En dépit d’une absence de connaissances suffisantes pour pouvoir utiliser Internet, certains enquêtés utilisent indirectement Internet pour avoir des informations. La famille ou encore les groupes de pairs constitue des intermédiaires de l’individu désireux d’obtenir des informations sur Internet. Les quelques inaptitudes à l’utilisation de cet outil amènent un sentiment de crainte, la peur de faire de mauvaises manipulations, de ne pas arriver à s’en servir.

L’inconnu fait peur. Mais en dépit d’inaptitudes, Internet reste un outil utile pour les enquêtés :
« Quand j’ai besoin de quelque chose sur Internet, une recette ou n’importe quoi je demande à quelqu’un de chercher pour moi. Je ne connais pas trop, j’ai toujours peur de me tromper, de toucher les mauvais boutons. […]Là je sais y aller, je regarde mes email, mais c’est tout. Je ne tente pas trop, je fais le strict minimum. » (Françoise, F, 55 ans, manutentionnaire en intérim)

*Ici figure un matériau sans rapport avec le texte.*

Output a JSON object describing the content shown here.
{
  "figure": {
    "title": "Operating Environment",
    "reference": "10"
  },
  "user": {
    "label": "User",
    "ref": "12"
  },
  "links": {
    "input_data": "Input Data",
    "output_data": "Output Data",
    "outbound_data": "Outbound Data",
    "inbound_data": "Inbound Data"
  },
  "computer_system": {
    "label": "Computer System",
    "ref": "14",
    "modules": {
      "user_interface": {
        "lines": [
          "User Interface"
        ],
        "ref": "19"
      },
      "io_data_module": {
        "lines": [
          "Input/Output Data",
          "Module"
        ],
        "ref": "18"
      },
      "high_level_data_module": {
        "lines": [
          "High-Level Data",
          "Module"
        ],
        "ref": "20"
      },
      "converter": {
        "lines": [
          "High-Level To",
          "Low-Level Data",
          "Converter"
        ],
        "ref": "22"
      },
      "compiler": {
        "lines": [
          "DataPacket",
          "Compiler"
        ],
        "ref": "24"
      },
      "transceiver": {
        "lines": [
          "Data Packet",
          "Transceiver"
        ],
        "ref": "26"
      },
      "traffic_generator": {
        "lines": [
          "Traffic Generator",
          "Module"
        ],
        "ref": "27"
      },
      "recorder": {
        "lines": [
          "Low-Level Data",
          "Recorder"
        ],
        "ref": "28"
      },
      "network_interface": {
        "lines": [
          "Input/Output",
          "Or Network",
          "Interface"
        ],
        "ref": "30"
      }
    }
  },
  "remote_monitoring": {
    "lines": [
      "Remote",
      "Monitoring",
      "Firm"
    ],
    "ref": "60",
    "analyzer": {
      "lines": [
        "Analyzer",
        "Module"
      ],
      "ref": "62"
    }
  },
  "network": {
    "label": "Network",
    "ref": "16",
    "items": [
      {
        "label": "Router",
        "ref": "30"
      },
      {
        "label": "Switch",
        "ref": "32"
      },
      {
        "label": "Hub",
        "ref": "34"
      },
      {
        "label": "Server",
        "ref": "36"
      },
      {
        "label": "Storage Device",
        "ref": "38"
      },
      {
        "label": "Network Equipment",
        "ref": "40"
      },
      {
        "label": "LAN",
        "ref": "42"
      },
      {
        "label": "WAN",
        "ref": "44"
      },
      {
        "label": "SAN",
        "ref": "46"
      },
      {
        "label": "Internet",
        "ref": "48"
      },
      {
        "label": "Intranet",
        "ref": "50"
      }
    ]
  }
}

Si le manque de connaissances ne permet pas à certains enquêtés d’utiliser Internet, ils envisagent néanmoins de se socialiser à cet outil, notamment au moment de la retraite où le temps libre laissera plus de possibilités. Cette perspective d’avenir se construit en parallèle à un désir d’être comme tout le monde. Dans une société où les NTIC sont aujourd’hui parfaitement intégrées dans la vie quotidienne des individus, utiliser Internet devient peu à peu une norme sociale. Certains non utilisateurs se sentent alors en décalage face à cette culture Internet :
« Peut-être qu’un jour, quand je serais en retraite je prendrais peut-être des cours pour connaître un peu plus. Pour savoir un peu plus. Pour savoir l’utiliser comme tout le monde. Enfin pas comme les jeunes, c’est impossible. Ma petite fille elle a 5 ans, et elle s’y connaît déjà ! Mais c’est pour pas avoir l’air ridicule devant la petite. » (Françoise, F, 55 ans, manutentionnaire en intérim)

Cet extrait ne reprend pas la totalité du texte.